Both groups call on the memory of dystopia. After a century of massive war and genocide, of communism and fascism, globalists claim that we’ve reached the “end of history.” The Berlin Wall has crumbled. Capitalism alone remains standing—the one true god. Anti-globalists, meanwhile, believe that the 20th century’s lesson is one of humility. They dream not of the brave new world preached by communists, fascists, or capitalists, but of many small worlds and a pantheon of deities, both supernatural and scientific.

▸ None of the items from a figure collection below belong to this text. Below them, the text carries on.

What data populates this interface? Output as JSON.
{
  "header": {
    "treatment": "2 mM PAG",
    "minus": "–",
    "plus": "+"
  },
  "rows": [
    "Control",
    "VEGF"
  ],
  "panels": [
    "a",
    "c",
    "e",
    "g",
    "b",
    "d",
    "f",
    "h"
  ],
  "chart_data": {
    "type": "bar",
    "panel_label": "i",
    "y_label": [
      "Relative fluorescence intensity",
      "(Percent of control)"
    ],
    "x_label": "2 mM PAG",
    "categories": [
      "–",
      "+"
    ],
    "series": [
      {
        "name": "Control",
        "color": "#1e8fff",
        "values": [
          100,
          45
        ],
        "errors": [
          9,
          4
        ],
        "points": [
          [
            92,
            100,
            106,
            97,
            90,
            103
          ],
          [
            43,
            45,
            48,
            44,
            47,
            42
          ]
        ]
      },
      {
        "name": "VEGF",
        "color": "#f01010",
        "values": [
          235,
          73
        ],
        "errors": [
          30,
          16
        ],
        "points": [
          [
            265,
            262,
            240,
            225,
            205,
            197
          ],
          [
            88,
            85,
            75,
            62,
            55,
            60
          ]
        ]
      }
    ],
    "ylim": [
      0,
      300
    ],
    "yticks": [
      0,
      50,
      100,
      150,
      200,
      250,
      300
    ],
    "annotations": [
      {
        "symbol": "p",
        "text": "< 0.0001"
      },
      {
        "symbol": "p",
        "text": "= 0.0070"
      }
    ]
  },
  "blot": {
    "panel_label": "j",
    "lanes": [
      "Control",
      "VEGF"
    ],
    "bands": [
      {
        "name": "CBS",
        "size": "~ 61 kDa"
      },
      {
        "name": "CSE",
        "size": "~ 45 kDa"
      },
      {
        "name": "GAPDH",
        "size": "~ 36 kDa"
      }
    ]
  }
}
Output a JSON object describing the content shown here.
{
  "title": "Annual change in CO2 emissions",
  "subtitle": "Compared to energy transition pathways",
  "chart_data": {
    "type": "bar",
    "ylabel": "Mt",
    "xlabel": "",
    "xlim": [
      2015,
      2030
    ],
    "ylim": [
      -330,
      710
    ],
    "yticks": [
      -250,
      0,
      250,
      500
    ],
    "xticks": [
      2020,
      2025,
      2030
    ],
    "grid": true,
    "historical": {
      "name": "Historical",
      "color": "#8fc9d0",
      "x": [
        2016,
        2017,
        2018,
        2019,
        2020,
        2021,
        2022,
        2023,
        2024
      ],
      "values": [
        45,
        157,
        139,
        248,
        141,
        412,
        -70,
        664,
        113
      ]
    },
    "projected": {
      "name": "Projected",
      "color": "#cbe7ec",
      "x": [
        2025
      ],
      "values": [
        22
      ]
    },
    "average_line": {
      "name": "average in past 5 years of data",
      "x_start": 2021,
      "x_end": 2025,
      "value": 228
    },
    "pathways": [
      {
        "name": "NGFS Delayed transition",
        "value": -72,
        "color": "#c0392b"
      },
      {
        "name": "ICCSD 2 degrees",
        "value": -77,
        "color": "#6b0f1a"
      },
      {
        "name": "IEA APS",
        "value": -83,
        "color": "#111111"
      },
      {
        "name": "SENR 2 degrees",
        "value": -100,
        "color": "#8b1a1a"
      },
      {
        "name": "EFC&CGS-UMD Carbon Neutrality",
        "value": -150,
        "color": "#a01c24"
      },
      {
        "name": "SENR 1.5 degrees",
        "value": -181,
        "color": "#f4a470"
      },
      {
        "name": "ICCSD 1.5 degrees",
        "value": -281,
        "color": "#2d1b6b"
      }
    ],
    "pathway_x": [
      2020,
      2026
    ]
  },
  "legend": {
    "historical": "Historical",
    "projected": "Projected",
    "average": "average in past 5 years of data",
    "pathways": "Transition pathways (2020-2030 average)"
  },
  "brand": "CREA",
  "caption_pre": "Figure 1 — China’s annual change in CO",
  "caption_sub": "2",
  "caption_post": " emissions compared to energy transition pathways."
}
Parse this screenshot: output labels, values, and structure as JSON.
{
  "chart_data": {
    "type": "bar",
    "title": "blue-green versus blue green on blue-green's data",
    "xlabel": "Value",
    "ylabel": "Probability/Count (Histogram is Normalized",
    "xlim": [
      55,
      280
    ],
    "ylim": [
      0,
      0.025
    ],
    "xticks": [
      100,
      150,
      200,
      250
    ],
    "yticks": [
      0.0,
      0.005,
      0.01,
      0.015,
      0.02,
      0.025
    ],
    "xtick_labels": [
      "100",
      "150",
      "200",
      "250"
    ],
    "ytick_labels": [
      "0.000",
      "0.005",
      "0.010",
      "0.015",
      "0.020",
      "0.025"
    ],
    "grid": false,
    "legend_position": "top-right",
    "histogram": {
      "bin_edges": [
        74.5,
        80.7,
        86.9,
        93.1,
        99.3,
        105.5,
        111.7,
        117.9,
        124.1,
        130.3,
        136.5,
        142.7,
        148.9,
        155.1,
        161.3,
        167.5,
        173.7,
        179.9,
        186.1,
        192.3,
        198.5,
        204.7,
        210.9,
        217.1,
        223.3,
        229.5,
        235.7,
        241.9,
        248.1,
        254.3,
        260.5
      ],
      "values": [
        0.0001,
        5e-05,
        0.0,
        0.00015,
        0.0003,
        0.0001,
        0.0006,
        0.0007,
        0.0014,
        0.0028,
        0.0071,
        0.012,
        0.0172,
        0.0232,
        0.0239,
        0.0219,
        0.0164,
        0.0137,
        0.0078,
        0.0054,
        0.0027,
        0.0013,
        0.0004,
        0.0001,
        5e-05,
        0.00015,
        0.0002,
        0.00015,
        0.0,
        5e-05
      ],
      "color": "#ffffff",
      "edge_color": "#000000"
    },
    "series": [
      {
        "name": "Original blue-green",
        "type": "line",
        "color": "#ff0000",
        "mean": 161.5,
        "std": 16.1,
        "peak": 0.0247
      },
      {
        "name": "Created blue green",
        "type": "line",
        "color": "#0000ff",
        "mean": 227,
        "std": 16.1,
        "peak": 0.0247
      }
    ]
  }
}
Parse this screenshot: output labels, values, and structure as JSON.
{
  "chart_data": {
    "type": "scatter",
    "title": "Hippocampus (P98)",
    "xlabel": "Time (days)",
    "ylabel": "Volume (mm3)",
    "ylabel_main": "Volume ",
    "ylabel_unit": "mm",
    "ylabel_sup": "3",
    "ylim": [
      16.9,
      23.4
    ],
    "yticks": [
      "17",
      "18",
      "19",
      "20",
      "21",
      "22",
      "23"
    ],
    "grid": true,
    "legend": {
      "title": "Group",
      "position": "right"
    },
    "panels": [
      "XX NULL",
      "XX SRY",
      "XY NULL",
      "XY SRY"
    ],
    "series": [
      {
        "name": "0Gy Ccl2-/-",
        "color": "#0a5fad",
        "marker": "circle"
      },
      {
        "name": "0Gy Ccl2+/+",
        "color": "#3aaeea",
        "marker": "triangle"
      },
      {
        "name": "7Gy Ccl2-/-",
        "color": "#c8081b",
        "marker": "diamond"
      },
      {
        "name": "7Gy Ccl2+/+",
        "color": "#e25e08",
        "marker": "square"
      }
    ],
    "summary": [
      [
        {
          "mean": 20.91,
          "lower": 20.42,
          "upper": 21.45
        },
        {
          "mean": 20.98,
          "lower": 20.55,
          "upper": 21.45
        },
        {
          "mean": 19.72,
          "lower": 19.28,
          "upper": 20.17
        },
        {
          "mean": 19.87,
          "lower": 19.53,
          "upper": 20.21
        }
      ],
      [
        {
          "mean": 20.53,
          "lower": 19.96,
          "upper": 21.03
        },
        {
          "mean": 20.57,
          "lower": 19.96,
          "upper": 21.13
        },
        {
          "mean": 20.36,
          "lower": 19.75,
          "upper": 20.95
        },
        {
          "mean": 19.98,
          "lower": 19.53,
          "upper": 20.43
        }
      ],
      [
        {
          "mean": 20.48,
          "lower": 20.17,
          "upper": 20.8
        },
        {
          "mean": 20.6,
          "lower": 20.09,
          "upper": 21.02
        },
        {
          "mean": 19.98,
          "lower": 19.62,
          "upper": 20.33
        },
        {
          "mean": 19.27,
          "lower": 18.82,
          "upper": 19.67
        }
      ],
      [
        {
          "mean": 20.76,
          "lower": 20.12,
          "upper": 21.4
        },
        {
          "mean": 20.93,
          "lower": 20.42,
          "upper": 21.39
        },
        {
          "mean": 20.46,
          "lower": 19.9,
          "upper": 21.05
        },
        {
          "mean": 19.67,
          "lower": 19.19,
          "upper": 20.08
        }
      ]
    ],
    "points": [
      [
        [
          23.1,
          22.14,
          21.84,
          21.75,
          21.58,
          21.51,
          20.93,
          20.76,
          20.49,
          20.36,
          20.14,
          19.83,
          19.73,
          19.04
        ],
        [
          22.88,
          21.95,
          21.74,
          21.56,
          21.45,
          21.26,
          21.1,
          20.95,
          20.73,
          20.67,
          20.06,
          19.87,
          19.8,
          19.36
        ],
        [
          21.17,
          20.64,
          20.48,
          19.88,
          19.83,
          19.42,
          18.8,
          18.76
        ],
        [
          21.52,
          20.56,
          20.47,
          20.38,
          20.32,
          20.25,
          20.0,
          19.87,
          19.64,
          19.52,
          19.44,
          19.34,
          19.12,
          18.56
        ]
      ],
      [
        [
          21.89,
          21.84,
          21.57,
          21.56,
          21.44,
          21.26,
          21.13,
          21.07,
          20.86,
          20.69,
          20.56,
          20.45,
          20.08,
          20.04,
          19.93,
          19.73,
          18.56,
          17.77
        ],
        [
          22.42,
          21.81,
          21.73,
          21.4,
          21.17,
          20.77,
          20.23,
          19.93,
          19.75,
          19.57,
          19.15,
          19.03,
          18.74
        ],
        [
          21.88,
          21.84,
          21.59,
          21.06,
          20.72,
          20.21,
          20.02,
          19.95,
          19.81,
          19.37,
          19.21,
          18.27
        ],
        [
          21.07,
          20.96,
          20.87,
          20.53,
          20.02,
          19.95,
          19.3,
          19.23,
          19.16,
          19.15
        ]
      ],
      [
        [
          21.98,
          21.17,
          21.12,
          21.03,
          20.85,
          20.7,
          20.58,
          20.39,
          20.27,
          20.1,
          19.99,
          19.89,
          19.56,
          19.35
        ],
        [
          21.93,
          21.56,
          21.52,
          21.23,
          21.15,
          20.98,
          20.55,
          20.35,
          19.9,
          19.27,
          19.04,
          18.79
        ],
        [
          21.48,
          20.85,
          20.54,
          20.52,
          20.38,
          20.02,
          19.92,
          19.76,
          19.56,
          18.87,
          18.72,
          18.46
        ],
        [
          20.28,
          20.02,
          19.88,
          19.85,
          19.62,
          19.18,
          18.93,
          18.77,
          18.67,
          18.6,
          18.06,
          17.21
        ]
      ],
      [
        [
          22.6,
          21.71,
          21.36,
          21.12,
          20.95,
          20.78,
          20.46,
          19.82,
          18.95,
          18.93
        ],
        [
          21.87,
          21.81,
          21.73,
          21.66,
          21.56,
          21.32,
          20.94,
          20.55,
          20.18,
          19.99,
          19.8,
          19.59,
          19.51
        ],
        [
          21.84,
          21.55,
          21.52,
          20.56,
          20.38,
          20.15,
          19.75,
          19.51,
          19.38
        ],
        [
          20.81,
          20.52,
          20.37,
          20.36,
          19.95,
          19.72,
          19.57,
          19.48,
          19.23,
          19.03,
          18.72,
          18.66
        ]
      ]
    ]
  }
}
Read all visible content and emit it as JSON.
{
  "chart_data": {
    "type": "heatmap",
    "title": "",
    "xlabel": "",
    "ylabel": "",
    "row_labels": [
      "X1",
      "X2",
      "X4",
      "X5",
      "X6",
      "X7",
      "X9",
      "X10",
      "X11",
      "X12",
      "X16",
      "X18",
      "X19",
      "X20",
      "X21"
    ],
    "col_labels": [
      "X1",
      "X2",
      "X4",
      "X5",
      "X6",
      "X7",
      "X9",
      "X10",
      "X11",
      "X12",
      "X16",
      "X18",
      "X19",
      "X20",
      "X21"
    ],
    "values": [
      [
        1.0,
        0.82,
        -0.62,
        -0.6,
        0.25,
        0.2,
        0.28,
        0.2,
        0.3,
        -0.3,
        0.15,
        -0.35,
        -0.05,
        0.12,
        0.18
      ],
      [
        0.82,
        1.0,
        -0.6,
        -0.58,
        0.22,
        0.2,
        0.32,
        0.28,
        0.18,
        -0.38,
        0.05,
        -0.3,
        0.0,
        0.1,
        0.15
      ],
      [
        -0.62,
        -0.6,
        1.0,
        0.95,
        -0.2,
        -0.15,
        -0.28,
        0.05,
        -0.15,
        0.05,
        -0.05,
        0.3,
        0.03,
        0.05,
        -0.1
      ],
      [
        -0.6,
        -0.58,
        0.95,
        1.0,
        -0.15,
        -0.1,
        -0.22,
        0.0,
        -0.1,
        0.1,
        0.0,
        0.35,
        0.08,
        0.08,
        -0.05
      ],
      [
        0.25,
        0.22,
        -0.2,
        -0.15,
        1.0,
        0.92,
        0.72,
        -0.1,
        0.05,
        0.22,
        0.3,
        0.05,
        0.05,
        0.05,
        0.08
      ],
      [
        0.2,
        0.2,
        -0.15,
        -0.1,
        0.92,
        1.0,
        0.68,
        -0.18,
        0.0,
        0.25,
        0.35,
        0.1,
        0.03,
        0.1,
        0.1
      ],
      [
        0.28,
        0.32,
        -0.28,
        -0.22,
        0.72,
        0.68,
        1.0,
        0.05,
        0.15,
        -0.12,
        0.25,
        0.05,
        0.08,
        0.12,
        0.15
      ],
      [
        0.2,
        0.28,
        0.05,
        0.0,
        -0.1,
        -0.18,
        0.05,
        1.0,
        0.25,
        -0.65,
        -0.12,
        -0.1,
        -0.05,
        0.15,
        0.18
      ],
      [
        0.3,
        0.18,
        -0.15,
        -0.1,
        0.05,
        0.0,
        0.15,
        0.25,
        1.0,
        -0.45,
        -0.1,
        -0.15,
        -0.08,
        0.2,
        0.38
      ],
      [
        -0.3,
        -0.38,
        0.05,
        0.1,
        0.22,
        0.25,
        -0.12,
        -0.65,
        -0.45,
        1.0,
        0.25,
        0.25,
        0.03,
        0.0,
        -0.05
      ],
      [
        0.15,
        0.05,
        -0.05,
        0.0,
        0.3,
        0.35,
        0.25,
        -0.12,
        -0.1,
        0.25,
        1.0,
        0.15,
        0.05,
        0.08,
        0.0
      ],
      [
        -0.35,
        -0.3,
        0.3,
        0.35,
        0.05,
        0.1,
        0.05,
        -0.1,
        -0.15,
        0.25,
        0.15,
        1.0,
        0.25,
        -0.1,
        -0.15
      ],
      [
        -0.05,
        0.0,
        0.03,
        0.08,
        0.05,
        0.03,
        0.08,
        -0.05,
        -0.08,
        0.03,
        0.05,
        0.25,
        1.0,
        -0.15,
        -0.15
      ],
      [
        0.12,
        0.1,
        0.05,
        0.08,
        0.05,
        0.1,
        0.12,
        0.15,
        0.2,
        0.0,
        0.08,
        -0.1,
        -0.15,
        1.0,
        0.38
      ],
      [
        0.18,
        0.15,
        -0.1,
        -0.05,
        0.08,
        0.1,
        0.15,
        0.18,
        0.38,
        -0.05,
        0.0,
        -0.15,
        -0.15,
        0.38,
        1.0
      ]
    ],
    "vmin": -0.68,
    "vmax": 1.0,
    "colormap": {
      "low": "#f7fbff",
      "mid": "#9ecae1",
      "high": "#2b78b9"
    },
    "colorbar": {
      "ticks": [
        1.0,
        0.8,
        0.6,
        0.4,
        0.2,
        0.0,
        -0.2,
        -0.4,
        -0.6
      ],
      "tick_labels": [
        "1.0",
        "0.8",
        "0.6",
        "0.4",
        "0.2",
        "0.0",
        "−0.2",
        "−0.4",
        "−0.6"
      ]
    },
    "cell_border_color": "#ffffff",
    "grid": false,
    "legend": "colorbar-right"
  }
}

Neither group speaks often of religion, but both use the rhetoric of faith—inevitability, the unknowable, the sacred (nature, in the broadest sense of the term, for the anti-globalists; the “invisible hand” for the globalists) and the profane (poverty, in the view of both groups).
Thus far, they’ve managed to avoid the language of martyrdom—which is bound to escalate the conflict to a degree frightening to pacifists on both sides. But now that will change. Men and women have died in the globalization struggle already, but the shot that killed Carlo Giuliani in Genoa seems to be the one heard around the world, echoing through the pages of newspapers all over the planet.
Last Friday, Giuliani fell outside a barricade erected to keep demonstrators away from the summit. On one side of his body were the G-8 leaders, certain that the future is theirs. On the other stood 99,999 angry demonstrators, sure of only one thing—the first fatality in a holy war lay before them.